Take home a recycled plant pot with a seed planted in the compost you harvested, to finish growing back at school or home.
Organic growing
Organic growing allows the gardener to be really creative in all the different ways and spaces that they can use to grow food.
– Visit our polytunnels that are bursting with food, taste wild raspberries and blackcurrents straight from the bush or fresh tomatoes from the vine.
– Try using recycled materials to create your own unique plant pot or mini garden.
– Learn about what a plant needs to grow, the time of the year different plants/vegetables grow in Ireland.
– Create a fresh fruit or wild leaf salad straight from our garden and hedgerows (Dependent on the season).
Take home a planted seed and a cutting of a herb from our herb garden.
Cooking Outdoors
There is nothing like the joy of food that has been cooked outdoors.

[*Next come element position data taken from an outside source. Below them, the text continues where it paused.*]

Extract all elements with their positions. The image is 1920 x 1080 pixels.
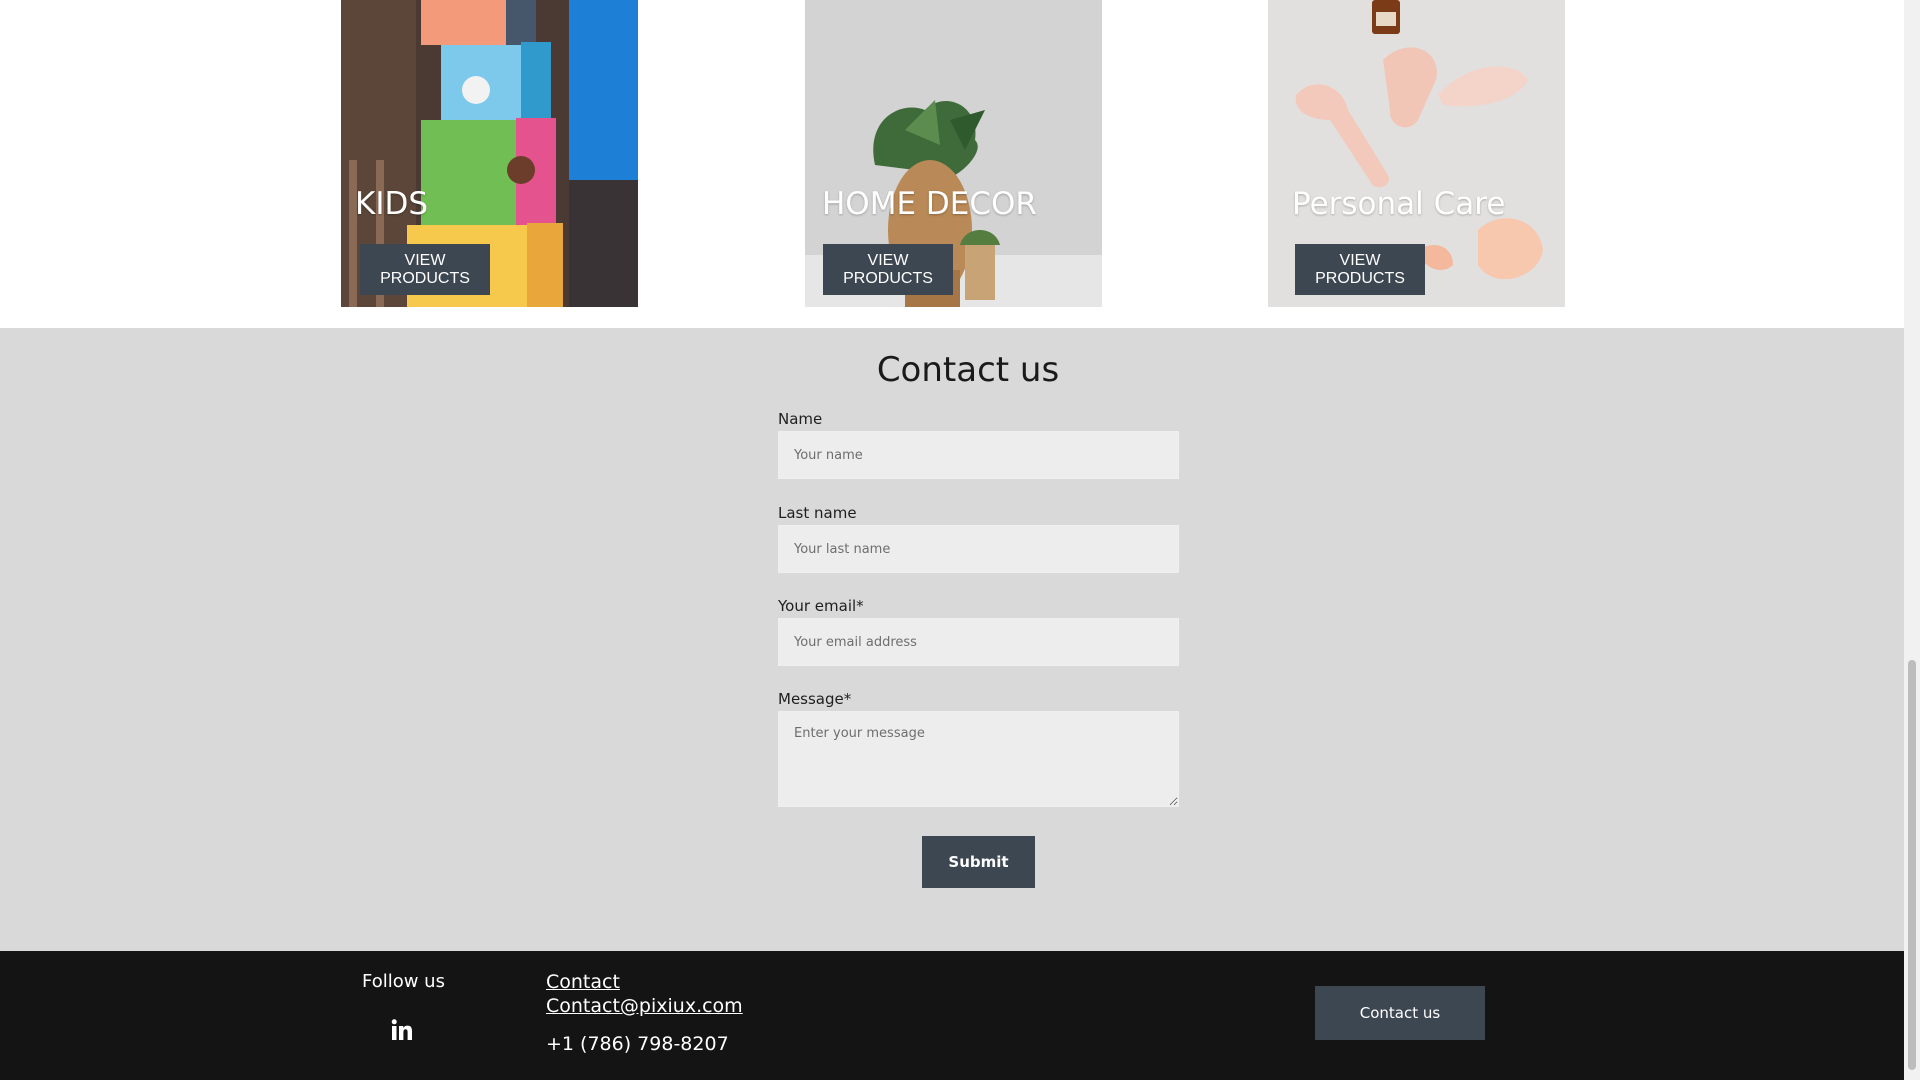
linkedin-icon[interactable] xyxy=(390,1018,414,1042)
name-input[interactable] xyxy=(778,431,1179,479)
last-name-label: Last name xyxy=(778,504,857,522)
email-label: Your email* xyxy=(778,597,864,615)
view-products-button-home-decor[interactable]: VIEW PRODUCTS xyxy=(823,244,953,295)
contact-section: Contact us Name Last name Your email* Me… xyxy=(0,328,1904,951)
category-card-personal-care: Personal Care VIEW PRODUCTS xyxy=(1268,0,1565,307)
view-products-button-kids[interactable]: VIEW PRODUCTS xyxy=(360,244,490,295)
message-label: Message* xyxy=(778,690,852,708)
email-input[interactable] xyxy=(778,618,1179,666)
phone-number: +1 (786) 798-8207 xyxy=(546,1033,729,1055)
footer-contact-us-button[interactable]: Contact us xyxy=(1315,986,1485,1040)
category-title: Personal Care xyxy=(1292,186,1506,222)
message-textarea[interactable] xyxy=(778,711,1179,807)
category-title: HOME DECOR xyxy=(822,186,1037,222)
category-section: KIDS VIEW PRODUCTS HOME DECOR VIEW PRODU… xyxy=(0,0,1904,328)
category-title: KIDS xyxy=(355,186,429,222)
contact-heading: Contact us xyxy=(876,350,1060,390)
name-label: Name xyxy=(778,410,823,428)
submit-button[interactable]: Submit xyxy=(922,836,1035,888)
view-products-button-personal-care[interactable]: VIEW PRODUCTS xyxy=(1295,244,1425,295)
last-name-input[interactable] xyxy=(778,525,1179,573)
category-card-home-decor: HOME DECOR VIEW PRODUCTS xyxy=(805,0,1102,307)
footer: Follow us Contact Contact@pixiux.com +1 … xyxy=(0,951,1904,1080)
category-card-kids: KIDS VIEW PRODUCTS xyxy=(341,0,638,307)
email-link[interactable]: Contact@pixiux.com xyxy=(546,995,743,1017)
scrollbar-thumb[interactable] xyxy=(1908,660,1916,1070)
contact-link[interactable]: Contact xyxy=(546,971,620,993)
follow-us-label: Follow us xyxy=(362,971,445,992)
page-scrollbar[interactable] xyxy=(1904,0,1920,1080)
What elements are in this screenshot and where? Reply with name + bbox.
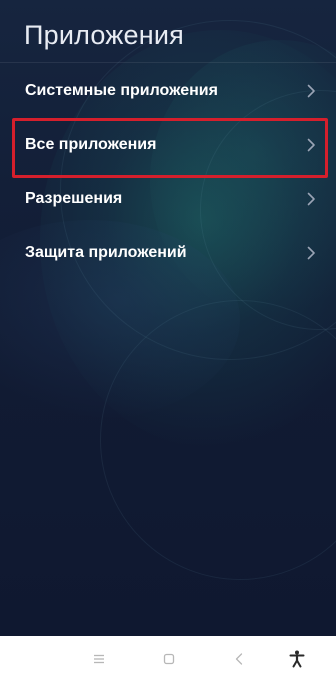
background-arc (100, 300, 336, 580)
chevron-right-icon (307, 192, 315, 206)
home-button[interactable] (154, 646, 184, 672)
back-button[interactable] (224, 646, 254, 672)
menu-item-app-protection[interactable]: Защита приложений (0, 226, 336, 280)
menu-item-label: Все приложения (25, 136, 157, 153)
accessibility-icon (289, 650, 305, 668)
system-navigation-bar (0, 636, 336, 682)
menu-item-system-apps[interactable]: Системные приложения (0, 64, 336, 118)
header-divider (0, 62, 336, 63)
menu-item-label: Защита приложений (25, 244, 187, 261)
home-icon (163, 653, 175, 665)
back-icon (235, 653, 243, 665)
app-screen: Приложения Системные приложения Все прил… (0, 0, 336, 636)
menu-item-label: Системные приложения (25, 82, 218, 99)
chevron-right-icon (307, 246, 315, 260)
menu-item-all-apps[interactable]: Все приложения (0, 118, 336, 172)
menu-item-permissions[interactable]: Разрешения (0, 172, 336, 226)
page-title: Приложения (24, 20, 184, 50)
menu-icon (94, 654, 104, 664)
chevron-right-icon (307, 84, 315, 98)
accessibility-button[interactable] (282, 646, 312, 672)
recent-apps-button[interactable] (84, 646, 114, 672)
chevron-right-icon (307, 138, 315, 152)
menu-item-label: Разрешения (25, 190, 123, 207)
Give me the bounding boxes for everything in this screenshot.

BBQ’s are for picnics, come and do some wild cooking off our campfire and wood fired pizza oven. Find the food straight from the garden and enjoy an extra treat with your lunch.
– Help build a safe and sustainable campfire in our fire pit. Learn about heat and light and how people would have cooked years ago before we had electricity.
– Take a foraging walk in our garden and collect berries and fruit to make jam or tomatoes to make relish or cucumbers to make fresh pickles.
– We will eat our culinary masterpieces with freshly made bread cooked over our campfire.
Every student will be able to make a bread roll and take home a small container of jam/preserve. Exact recipe is dependent on the season – call beforehand to check.
Sustainable Building
To become more sustainable we have to learn how to do everything in a different way that is less damaging to our environment. This can be seen as hard work or something very exciting that allows us to be really creative and innovative. At the Nano Nagle Centre, we prefer the latter, come and learn how animals and insects build sustainably and find out how we can learn from them.
– Using recycled materials help build our greenhouse out of plastic bottles.
– Or test out our water wall and see if you can investigate how water flows and moves within pipes.
– Try your hand at cob building (building with mud and straw), a similar method to how the Celts used to build their homes in Ireland.
– Try our famous Egg Nest Challenge… can you build a nest as strong as a bird, that will protect the egg in it?
Students take home their own cob sculpture and nest.
Irish Farm Wildlife
On an organic farm we do not use harmful pesticides or fertilisers that would hurt Ireland’s wildlife. For that reason we have a lot of beautiful wild insects, birds and animals. It is a great place to learn about Irish wildlife.
– We have loads of games and activities to help you learn how to identify different species of animals/plants and bugs. Bug hunts, food web games, bat and moth and much more…
– Learn how to create your very own superbug
– Build your own insect hotel to take back to school or your home
Students take home their superbug made of clay and insect hotel.
Bush craft
Bush craft is an incredibly powerful tool for learning about past civilizations and learning how to problem solve. It improves motor skills, physical dexterity in an interesting and fun way. It also teaches us about sustainable resource use and respect for our environment which supports our lives.
– Try and build a fire without matches, using flint just like in the stone age (well almost) – campfire is weather dependent.
– Rope is a basic for any survivalist, learn how to create rope from willow bark, test its strength and see how much weight it can manage to support.
– Discover the trick to clean water by learning to build a simple water filtration system.
Students can take home their rope and the class can take the water filter system back to the classroom, they will also get to make smore’s on the campfire.